Welcome to the blog of the Consulting Editors Alliance. This is our forum for sharing views on the wonderful, bizarre, enormously frustrating and satisfying (depends on the day) world of book publishing and our roles in it as freelance editors, writing collaborators, and ghostwriters. Please join the conversation!

Thursday, August 26, 2010

A Must-Read For Every Lover of Literature

Here's a fine appreciative blog post by Lorin Stein, until recently an editor at Farrar Straus Giroux, about the wonderful Paris Review interviews with great writers. If you don't know these, and you are even vaguely interested in the process by which life experience gets transmuted into literature, then you should discover them.

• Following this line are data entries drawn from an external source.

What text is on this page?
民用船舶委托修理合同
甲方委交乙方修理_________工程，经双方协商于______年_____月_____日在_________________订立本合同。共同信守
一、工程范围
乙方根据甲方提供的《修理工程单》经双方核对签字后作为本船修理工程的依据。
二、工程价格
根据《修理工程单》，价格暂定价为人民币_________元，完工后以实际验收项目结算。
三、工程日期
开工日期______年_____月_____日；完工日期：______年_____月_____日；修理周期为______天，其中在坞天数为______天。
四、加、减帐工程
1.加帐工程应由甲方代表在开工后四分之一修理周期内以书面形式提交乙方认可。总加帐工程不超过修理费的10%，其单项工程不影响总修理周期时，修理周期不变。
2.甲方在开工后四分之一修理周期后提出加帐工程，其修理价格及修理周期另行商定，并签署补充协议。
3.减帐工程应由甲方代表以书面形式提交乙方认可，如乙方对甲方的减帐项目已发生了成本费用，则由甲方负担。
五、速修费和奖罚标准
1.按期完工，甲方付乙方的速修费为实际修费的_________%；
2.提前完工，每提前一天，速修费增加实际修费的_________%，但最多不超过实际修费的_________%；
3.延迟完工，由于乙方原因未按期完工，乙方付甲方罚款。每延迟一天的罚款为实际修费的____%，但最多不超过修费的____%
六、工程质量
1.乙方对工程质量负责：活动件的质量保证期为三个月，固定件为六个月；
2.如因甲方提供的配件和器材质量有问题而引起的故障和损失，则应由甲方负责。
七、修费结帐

One good way to start is by visiting the online archive that contains excerpts from the reviews. Then once you've discovered which of your favorite authors have been included--in my case, the list includes Thurber, Borges, Huxley, William Carlos Williams, Auden, E.B. White, S.J. Perelman, and many more--you'll probably want to read the full interviews, which are downloadable or available in book form in a four-volume set.

BTW Lorin Stein has just taken over as editor of the Paris Review--which means he is now responsible for carrying on this wonderful tradition. Good luck, Lorin! We'll be reading.

Monday, August 9, 2010

Instant Books, Circa 1937

From one of the curious byways of publishing history . . .

E-books may be new, but the impulse behind them certainly is not, as this story about a 1937 invention called the Penguincubator illustrates. As the story explains, Sir Allen Lane, founder of Penguin Books, was motivated to create a vending machine for paperback books by his frustration with the limited availability of reading material while traveling:

"After a weekend visiting Agatha Christie in Devon, he found himself on a platform at Exeter station searching its bookstall for something to read on his journey back to London, but discovered only popular magazines and reprints of Victorian novels.

"Appalled by the selection on offer, Lane decided that good quality contemporary fiction should be made available at an attractive price and sold not just in traditional bookshops, but also in railway stations, tobacconists and chain stores."

Today, of course, we have the Kindle, with its instant download capability, for just such moments. And not just the Kindle: My wife Mary-Jo will happily tell you about downloading books to her iPhone when she finds herself in an airport without a good novel to read. It's true that the tiny screen only has room for 75 words or so at a time, but she has had no trouble reading entire books that way. And the selection of books available is a little more varied than that offered by the Penguincubator!


Wednesday, August 4, 2010

The Future of Publishing is in Their Hands

The hands of those who best understand e-publishing? The hands of the buyers for the chains, whose choices dictate what is carried by Borders and Barnes & Noble? The hands of all those authors who will now be self-publishing? Possibly, but it's also in the hands of the 92 students who are about to graduate from the University of Denver's Publishing Institute, the 35th group of publishing aspirants to complete the month-long summer course since the institute opened its doors in 1976.

Karl Weber and I (following in the footsteps of Arnold Dolin and the late Gladys Topkis) recently had the pleasure of working with these very smart mostly twenty-somethings, trying to cram as much as we could about book acquisition, the role of the editor, and nuts-and-bolts editing into two short weeks. In the weeks that followed our Editing Workshop, the students got a thorough introduction to trade book marketing with Carl Lennertz, VP of Marketing for HarperCollins, and overviews of many, many different facets of the book business. On Friday, August 6, the students graduate, and most have already begun the process of looking for work in publishing, whether in New York or elsewhere.

After spending two weeks with these dynamic young men and women, I'm here to say: Authors take heart. There are still plenty of people out there who care about finding, developing, and publishing great books and who bring with them the passion, curiosity, and intelligence necessary to do so. I've just met 92 of them. I don't know what form those great books will take, and I don't know what forms of social networking or electronic marketing will be used to promote them. But I do know that there are an abundance of talented young individuals out there who care deeply about books, and that their energy and commitment bodes well for our industry.